The first issue where this problem was observed is this one - #14352. Here we see that for NCH_tiles > 130 the test fails, and also if W_tiles > 4. The first constraint is due to 13x10 core grid size, while the second is due to DEST register capacity and is probably an issue with compute/writer kernel rather than an LLK issue.

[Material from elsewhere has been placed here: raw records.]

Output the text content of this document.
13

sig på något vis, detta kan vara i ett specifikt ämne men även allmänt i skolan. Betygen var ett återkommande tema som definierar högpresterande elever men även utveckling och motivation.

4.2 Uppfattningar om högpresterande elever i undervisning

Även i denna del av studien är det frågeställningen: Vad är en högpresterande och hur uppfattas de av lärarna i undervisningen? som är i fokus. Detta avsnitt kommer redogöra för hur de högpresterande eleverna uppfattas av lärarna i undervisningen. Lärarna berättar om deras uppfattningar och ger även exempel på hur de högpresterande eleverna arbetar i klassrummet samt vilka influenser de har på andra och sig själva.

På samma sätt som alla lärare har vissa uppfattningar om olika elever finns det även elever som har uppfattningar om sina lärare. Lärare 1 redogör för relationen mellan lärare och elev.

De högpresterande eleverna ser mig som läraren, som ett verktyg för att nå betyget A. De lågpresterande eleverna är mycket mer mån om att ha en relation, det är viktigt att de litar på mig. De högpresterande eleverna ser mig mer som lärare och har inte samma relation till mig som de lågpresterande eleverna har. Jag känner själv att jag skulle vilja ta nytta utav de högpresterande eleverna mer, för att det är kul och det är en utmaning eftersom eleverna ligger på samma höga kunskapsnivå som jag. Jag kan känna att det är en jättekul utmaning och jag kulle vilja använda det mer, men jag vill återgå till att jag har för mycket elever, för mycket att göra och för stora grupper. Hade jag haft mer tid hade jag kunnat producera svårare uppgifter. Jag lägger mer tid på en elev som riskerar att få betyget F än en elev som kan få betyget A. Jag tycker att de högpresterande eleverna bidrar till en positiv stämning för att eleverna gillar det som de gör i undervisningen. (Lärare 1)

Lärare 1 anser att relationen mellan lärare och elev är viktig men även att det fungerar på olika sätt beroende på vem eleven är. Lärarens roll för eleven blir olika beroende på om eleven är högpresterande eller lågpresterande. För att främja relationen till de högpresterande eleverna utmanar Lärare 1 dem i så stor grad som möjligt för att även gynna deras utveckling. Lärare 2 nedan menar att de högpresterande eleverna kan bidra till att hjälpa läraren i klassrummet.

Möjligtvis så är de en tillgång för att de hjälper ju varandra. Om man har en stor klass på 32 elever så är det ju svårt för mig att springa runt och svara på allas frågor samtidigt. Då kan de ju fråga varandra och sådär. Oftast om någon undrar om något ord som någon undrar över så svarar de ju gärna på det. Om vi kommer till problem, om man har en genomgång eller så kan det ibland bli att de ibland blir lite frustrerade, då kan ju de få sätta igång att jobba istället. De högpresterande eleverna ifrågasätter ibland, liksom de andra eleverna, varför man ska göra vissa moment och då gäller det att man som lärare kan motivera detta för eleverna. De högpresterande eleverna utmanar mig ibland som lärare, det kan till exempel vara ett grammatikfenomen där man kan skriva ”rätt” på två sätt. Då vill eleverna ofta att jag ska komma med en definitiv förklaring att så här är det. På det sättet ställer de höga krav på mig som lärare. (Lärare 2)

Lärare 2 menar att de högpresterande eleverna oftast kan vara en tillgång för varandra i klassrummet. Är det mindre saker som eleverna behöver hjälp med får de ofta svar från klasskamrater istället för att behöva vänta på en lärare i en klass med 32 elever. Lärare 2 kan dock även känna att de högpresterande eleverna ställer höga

The second issue where we see the similar behavior is #14609. Here we first solve PACK/MATH syncrhonization issue, causing
test_tranpose_hw_rm_no_padding
to pass for tensor shapes other than the ones where N*C > 130, that problem persisted.The last issue where this limitation appears, but in a different form, is this one - #14594. Here we see an interesting behavior - the test fails only for N*C > 261, but even then there are some shapes that make the test pass. Here we can turn multicore mode on or off, and when it's off, all the shapes are processed correctly.
We need to understand what is the difference between a core processing multiple blocks in multicore mode, and processing different parts of the tensor in single core mode.
For all mentioned issues, the test were run on WH too and they pass there without core grid playing any part in the behavior.